LMBRD1 (LMBR1 domain containing 1)

6q13

Mutations in the LMBRD1 gene is responsible for methylmalonic aciduria and homocystinuria type cblF (autosomal recessive disorder). It is a disorder of cobalamin metabolism characterized by decreased levels of the coenzymes adenosylcobalamin and methylcobalamin due to accumulation of free cobalamin in lysosomes, thus preventing its conversion to cofactors.
Clinical features include poor feeding, failure to thrive, developmental delay, stomatitis, glossitis, seizures, macrocytic anemia, neutropenia, thrombocytopenia and methylmalonic aciduria responsive to vitamin B12.

The LMBRD1 gene contains 15 exons, spanning 115 kb. Three transcripts (splice variants) are known, two being protein coding.

The protein has 540 amino acids (61.4 kDa) and localizes to the lysosome membrane. It contains nine transmembrane helices and six putative glycosylation sites with an N terminus in the lysosomal interior and a cytoplasmatic C terminus. It is a probable lysosomal cobalamin transporter, being required to export cobalamin from lysosomes, which in turn allows its conversion to cofactors. It also appears to play a key role in mediating and regulating the endocytosis of the insulin receptor. Isoform 3 coding the nuclear export signal interacting protein (NESI) may play a role in the assembly of hepatitis delta virus.
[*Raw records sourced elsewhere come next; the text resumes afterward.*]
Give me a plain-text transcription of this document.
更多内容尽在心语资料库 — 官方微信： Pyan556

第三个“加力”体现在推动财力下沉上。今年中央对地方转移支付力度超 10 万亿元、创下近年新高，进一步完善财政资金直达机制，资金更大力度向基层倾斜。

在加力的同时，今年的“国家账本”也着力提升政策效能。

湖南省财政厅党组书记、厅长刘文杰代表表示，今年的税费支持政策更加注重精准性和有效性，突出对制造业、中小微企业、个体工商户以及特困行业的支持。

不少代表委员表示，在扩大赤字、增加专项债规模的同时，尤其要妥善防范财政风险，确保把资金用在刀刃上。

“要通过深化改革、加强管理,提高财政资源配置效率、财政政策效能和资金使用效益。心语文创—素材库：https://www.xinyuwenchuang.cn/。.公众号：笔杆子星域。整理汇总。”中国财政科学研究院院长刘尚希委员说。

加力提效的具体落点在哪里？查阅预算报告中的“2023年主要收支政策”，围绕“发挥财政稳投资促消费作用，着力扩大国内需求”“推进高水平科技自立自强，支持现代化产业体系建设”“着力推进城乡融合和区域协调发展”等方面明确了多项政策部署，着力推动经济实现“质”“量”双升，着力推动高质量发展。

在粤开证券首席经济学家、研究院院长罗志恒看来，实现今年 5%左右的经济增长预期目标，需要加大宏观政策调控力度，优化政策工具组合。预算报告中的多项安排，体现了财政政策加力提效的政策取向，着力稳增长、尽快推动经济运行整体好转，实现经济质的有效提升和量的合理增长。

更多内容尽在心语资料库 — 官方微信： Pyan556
CHD6 (chromodomain helicase DNA binding protein 6)

20q12

The CHD6 gene, located 403 kb centromeric to STS marker D20S108 is constantly deleted in MDS and MPD associated with del(20q) or ider(20q).

The CHD6 gene contains 37 exons of which 36 are coding, spanning 216 kb. Nine transcripts are known.

The gene encodes a member of the SNF2/RAD54 helicase protein family. The protein has 2715 amino acids (305 kDa) and localizes to the nucleus. It contains two chromodomains, a helicase domain, and an ATPase domain. The protein is thought to be a core member of one or more of chromatin remodelling complexes. It may function as a transcriptional repressor. It is involved in the cellular repression of influenza virus replication and in transcriptional repression of papillomavirus.